Skärmavbild 2019-11-14 kl. 09.04.28
Photo cred:  Screenshot from from Ralph Lauren/Avery Dennison press releases.

Swedish brands Asket and Lindex explore circular business models

Two Swedish clothing brands, Asket and Lindex, are now joining the recommerce initiative Switching Gear to explore circular business models, Fashion United reports. In addition, the brands will also connect with a network of rental and recommerce experts. The menswear brand Asket already stands out with their philosophy. With only one permanent collection, every piece can be traced back to their origin in every step. The items also come with stain, repair and care guides.

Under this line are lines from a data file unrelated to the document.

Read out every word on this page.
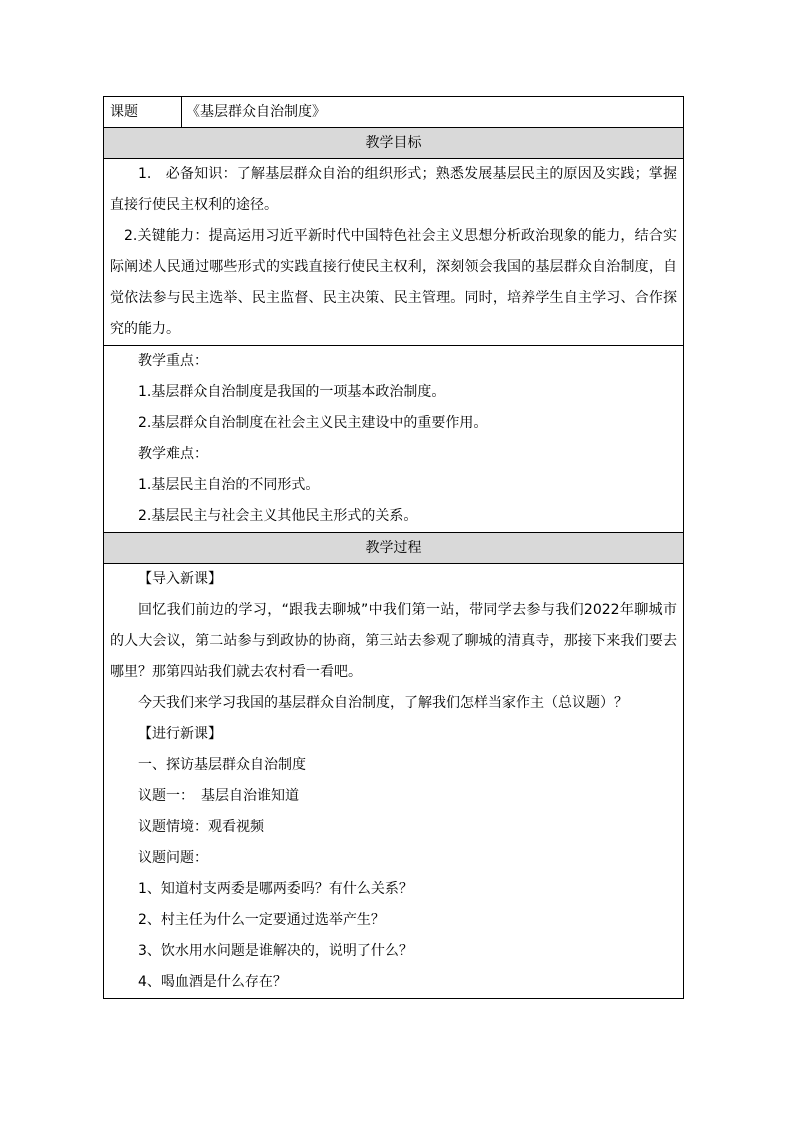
课题	《基层群众自治制度》
教学目标

1.　必备知识：了解基层群众自治的组织形式；熟悉发展基层民主的原因及实践；掌握直接行使民主权利的途径。

2.关键能力：提高运用习近平新时代中国特色社会主义思想分析政治现象的能力，结合实际阐述人民通过哪些形式的实践直接行使民主权利，深刻领会我国的基层群众自治制度，自觉依法参与民主选举、民主监督、民主决策、民主管理。同时，培养学生自主学习、合作探究的能力。

教学重点：

1.基层群众自治制度是我国的一项基本政治制度。

2.基层群众自治制度在社会主义民主建设中的重要作用。

教学难点：

1.基层民主自治的不同形式。

2.基层民主与社会主义其他民主形式的关系。

教学过程

【导入新课】

回忆我们前边的学习，“跟我去聊城”中我们第一站，带同学去参与我们2022年聊城市的人大会议，第二站参与到政协的协商，第三站去参观了聊城的清真寺，那接下来我们要去哪里？那第四站我们就去农村看一看吧。

今天我们来学习我国的基层群众自治制度，了解我们怎样当家作主（总议题）？

【进行新课】

一、探访基层群众自治制度

议题一：　基层自治谁知道

议题情境：观看视频

议题问题：

1、知道村支两委是哪两委吗？有什么关系？

2、村主任为什么一定要通过选举产生？

3、饮水用水问题是谁解决的，说明了什么？

4、喝血酒是什么存在？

– We want to continue to lead by example and see that a recommerce or rental business model would allow us to take our mission to change the way we consume clothes and reduce waste even further. Joining Switching Gear will fast track our thinking, and we are excited for the collaboration opportunities that come with the Switching Gear Enabling Network, says August Bard-Bringeus, Co-founder at Asket.
Lindex on their hand, being a traditional clothing retailer, set a sustainability promise earlier this year where they they included climate action, circular business model and water responsibility along with a promise to make sure all their materials are 100 % recycled or sustainably sourced by 2025. Last week the brand also launched a rental collaboration with rental service Something Borrowed, where they will rent out items from their Extended collection.
The Switching Gear project is a C&A Foundation supported initiative, led by Circle Economy. Other members of the Fashion for Good partnered project is ThredUP, RePack, Eileen Fisher, Style Lend, Lizee and The Renewal Workshop.